Qual o critério para ser miserável no Brasil? (e como o Judiciário agrava a miséria)

A Constituição Federal de 1988 assegurou ao idoso e ao portador de deficiência que comprovarem não possuir meios de prover a própria subsistência, ou de tê-la provida por sua família, o direito à percepção de um salário mínimo mensal, a título de benefício assistencial (art. 203, V).

Esse é o Benefício do Prestação Continuada, regulamentado pela Lei nº 8.742/93 (Lei Orgânica da Assistência Social – LOAS), com a atual redação dada pela Lei nº 12.435/11. Nessa norma, estabeleceu-se que se considera “incapaz de prover a manutenção da pessoa com deficiência ou idosa a família cuja renda mensal per capita seja inferior a 1/4 (um quarto) do salário-mínimo” (art. 20, § 3º).

Desta forma, segundo a LOAS, há dois requisitos que devem ser atendidos em situação de cumulativa ocorrência para que o cidadão faça jus ao benefício assistencial: (i) ser idoso ou portador de deficiência; e (ii) encontrar-se em situação de miserabilidade econômica, ocorrente quando a renda familiar per capita for inferior a ¼ do salário mínimo nacional.

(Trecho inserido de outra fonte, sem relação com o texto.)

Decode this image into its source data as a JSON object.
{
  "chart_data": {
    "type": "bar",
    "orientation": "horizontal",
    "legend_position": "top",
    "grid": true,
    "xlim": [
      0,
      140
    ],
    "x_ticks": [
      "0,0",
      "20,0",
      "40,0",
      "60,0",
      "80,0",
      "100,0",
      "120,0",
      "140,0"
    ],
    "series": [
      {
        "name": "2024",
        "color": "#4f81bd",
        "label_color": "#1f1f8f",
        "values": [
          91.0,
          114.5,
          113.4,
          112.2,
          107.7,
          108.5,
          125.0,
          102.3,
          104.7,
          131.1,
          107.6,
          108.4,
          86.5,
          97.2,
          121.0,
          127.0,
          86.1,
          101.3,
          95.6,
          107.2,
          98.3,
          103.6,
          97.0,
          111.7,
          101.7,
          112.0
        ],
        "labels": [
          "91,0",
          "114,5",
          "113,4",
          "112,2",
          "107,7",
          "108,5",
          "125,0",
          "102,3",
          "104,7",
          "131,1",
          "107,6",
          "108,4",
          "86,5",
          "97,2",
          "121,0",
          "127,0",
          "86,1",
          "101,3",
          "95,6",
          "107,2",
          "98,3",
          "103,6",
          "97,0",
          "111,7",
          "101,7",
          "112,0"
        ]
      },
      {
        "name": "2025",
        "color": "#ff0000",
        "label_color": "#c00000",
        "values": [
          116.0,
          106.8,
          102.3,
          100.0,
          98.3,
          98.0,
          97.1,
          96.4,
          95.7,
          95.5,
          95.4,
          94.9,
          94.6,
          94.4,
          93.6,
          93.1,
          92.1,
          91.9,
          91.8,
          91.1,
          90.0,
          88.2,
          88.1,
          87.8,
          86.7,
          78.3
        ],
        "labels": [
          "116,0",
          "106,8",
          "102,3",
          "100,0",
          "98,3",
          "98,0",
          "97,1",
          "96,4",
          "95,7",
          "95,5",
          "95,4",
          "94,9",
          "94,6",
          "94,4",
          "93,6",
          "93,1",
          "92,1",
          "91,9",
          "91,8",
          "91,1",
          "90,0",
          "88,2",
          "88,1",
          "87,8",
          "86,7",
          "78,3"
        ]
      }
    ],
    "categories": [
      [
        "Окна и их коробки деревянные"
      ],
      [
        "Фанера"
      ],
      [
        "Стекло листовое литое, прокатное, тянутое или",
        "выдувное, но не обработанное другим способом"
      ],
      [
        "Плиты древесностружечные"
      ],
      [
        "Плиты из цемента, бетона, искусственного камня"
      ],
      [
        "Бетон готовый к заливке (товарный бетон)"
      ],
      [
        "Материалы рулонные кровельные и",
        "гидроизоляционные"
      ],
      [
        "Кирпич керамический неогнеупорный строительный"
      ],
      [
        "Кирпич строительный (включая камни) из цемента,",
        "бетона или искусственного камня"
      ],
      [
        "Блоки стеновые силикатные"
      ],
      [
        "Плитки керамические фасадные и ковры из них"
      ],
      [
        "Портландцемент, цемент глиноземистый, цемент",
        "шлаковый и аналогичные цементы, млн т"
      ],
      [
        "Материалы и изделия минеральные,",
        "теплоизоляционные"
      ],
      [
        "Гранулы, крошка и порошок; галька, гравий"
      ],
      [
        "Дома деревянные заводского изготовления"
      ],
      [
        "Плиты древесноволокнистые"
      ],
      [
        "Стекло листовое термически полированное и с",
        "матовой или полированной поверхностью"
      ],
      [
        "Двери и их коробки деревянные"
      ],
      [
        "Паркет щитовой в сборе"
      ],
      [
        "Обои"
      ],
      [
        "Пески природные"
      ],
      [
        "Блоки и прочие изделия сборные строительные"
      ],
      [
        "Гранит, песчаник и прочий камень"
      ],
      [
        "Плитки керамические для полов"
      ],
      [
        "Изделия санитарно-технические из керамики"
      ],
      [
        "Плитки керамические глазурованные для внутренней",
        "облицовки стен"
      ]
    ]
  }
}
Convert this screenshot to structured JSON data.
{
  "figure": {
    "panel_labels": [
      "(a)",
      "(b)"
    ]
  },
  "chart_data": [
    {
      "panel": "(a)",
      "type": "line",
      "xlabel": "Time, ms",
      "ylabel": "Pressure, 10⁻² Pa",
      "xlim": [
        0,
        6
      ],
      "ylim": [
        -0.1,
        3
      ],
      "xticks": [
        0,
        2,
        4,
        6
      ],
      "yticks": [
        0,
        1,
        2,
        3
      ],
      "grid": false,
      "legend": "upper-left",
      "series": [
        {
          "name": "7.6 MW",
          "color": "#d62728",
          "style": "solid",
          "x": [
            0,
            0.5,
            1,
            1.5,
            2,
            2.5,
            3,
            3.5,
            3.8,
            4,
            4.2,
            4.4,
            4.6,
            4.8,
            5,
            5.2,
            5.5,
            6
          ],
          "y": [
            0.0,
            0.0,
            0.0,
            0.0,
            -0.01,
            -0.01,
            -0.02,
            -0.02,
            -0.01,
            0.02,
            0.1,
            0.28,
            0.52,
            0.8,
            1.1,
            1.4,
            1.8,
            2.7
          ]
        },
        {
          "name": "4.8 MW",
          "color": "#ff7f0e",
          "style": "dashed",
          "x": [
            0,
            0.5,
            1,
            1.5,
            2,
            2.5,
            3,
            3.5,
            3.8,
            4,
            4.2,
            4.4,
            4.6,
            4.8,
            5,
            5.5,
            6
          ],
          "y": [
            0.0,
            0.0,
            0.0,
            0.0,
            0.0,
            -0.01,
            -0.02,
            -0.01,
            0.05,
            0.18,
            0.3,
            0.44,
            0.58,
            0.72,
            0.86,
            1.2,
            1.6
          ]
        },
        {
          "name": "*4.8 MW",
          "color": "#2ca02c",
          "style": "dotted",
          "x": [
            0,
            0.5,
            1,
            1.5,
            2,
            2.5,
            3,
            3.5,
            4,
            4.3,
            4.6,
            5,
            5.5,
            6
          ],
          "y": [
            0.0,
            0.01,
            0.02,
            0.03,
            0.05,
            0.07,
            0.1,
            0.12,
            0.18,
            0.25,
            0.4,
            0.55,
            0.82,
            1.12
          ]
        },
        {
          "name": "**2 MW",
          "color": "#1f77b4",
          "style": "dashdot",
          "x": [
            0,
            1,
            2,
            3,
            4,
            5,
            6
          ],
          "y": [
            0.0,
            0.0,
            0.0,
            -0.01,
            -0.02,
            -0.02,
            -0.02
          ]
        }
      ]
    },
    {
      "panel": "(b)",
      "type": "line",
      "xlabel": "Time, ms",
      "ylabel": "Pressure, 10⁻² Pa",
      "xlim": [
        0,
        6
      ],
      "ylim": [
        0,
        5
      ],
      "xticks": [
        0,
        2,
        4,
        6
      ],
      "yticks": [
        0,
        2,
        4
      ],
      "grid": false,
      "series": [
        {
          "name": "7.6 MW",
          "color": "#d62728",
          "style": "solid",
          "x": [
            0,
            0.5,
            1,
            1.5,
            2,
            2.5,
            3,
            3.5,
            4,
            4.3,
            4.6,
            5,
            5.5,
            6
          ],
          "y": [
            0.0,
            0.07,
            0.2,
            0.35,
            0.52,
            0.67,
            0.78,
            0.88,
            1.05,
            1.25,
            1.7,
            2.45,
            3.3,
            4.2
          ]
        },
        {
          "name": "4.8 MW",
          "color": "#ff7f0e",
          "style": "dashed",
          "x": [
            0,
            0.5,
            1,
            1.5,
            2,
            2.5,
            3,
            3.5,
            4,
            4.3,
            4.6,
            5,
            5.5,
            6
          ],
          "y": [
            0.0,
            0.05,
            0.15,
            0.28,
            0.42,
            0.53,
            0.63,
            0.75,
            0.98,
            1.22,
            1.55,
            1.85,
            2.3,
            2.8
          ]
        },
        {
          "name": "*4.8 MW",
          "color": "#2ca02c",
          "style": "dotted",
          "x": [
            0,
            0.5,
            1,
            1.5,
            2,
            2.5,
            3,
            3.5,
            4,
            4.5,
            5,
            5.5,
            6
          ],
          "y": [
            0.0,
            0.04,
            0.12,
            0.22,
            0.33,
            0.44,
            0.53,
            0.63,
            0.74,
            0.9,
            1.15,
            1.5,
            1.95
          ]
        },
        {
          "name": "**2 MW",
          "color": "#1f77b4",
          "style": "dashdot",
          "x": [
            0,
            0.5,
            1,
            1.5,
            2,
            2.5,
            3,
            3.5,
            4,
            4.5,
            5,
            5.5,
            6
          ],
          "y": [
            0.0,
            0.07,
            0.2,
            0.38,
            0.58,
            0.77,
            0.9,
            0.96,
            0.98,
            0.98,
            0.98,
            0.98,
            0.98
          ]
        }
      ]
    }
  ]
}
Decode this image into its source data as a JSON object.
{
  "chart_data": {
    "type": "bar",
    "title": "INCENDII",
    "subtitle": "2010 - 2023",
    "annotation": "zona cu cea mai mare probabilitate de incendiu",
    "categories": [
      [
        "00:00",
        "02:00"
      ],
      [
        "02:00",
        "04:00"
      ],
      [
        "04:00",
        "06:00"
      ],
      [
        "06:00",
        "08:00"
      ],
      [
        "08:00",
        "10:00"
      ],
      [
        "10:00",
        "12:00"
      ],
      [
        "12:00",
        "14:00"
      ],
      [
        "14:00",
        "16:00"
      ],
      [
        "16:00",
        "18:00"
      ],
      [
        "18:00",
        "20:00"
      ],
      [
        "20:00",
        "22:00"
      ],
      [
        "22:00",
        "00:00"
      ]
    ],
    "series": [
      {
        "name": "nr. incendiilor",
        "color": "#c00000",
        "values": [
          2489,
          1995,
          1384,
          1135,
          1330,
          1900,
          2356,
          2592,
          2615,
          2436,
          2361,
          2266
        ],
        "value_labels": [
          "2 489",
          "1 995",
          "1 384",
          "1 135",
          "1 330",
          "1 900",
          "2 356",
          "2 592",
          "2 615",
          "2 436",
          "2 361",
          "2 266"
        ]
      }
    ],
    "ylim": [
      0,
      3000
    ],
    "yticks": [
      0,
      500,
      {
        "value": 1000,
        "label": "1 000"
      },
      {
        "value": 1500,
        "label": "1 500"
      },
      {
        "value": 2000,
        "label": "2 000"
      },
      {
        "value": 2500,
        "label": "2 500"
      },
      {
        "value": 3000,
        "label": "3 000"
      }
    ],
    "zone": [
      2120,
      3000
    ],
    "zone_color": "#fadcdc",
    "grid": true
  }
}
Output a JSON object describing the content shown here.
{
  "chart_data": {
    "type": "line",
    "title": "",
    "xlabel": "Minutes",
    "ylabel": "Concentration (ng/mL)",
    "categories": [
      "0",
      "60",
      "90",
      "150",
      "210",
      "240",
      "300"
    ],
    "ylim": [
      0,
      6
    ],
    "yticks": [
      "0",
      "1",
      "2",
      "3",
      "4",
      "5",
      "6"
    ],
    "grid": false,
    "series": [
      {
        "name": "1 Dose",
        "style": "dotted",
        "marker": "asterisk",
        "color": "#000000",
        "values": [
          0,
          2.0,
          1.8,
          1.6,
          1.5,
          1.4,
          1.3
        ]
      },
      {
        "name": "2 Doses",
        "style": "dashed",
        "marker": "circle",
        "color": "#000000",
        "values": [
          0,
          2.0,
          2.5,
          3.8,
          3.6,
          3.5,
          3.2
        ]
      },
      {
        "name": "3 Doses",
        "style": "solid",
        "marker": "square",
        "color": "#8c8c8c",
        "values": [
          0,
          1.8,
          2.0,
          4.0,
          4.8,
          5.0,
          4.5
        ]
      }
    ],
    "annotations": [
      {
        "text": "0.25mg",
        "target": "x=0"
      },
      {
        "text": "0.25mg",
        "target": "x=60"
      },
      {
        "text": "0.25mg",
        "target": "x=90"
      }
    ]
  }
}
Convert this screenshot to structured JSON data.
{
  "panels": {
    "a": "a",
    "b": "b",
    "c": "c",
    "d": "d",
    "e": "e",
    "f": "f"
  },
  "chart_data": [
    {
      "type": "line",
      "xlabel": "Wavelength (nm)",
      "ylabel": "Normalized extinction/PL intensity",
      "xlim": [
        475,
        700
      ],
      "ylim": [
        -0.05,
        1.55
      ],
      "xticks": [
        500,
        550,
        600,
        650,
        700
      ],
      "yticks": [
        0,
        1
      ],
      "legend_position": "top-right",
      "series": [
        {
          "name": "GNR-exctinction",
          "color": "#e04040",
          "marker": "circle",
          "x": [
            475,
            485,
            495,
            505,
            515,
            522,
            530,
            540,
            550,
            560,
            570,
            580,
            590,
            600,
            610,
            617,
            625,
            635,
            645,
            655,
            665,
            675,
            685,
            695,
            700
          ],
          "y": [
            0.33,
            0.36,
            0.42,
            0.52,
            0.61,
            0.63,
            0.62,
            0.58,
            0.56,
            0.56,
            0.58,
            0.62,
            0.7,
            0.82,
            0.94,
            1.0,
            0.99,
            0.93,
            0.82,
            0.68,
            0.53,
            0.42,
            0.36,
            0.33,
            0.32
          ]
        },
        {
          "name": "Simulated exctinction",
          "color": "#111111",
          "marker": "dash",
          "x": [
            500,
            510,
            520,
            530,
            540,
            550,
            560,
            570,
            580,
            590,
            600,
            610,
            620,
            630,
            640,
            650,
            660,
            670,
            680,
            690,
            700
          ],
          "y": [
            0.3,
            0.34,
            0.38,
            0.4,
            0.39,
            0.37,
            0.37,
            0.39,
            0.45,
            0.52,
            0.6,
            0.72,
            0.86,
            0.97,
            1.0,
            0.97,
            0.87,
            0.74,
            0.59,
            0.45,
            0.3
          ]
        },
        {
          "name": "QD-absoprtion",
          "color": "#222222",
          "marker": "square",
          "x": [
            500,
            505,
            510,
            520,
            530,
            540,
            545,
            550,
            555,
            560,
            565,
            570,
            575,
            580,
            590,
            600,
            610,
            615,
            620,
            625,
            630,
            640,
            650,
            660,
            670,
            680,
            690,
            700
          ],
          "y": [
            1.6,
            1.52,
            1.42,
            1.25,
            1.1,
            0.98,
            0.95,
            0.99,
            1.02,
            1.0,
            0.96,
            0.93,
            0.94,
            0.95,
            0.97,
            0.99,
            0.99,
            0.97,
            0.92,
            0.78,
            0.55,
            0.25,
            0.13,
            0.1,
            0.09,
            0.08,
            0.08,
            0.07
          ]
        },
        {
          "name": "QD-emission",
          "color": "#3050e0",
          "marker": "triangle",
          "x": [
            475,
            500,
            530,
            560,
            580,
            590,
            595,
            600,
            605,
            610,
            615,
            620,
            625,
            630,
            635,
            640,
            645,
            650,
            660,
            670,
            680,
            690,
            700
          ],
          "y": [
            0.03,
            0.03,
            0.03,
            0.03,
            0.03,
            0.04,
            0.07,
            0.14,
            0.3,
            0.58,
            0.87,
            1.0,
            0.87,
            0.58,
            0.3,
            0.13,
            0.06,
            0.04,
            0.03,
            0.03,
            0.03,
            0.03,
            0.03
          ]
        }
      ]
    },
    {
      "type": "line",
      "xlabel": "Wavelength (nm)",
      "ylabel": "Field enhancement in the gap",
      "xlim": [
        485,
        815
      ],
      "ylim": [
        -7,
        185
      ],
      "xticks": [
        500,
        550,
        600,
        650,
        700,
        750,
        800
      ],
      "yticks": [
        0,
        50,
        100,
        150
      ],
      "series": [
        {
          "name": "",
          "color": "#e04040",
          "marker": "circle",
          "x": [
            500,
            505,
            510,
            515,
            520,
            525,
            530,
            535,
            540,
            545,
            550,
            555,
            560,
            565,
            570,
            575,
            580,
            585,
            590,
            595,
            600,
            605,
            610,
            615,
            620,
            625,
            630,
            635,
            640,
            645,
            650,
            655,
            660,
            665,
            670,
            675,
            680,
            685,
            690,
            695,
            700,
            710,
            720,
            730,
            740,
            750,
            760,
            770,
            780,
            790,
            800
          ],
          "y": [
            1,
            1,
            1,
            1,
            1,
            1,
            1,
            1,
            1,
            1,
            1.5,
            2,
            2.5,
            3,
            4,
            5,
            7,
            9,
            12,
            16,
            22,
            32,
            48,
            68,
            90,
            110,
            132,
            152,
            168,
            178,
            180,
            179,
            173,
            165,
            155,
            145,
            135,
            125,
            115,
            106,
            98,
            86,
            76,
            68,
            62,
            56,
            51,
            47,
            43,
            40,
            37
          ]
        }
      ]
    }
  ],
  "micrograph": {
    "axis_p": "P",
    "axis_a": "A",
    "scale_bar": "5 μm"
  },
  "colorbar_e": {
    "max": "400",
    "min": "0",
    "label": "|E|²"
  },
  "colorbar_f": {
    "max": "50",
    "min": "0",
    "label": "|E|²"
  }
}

Já se discutiu neste site o custo do Benefício de Prestação Continuada no texto “Qual o programa assistencial mais caro do Brasil? (Não é o Bolsa Família)”, no qual se mostrou que o BPC é o programa social que mais onera os cofres públicos, superando inclusive o dispêndio com o Bolsa Família. Estima-se que em 2015 o gasto será de quase R$ 42 bilhões, havendo ainda questionamento quanto à sua eficiência, pois, em relação à pobreza, o BPC não é considerado o instrumento mais efetivo para reduzi-la.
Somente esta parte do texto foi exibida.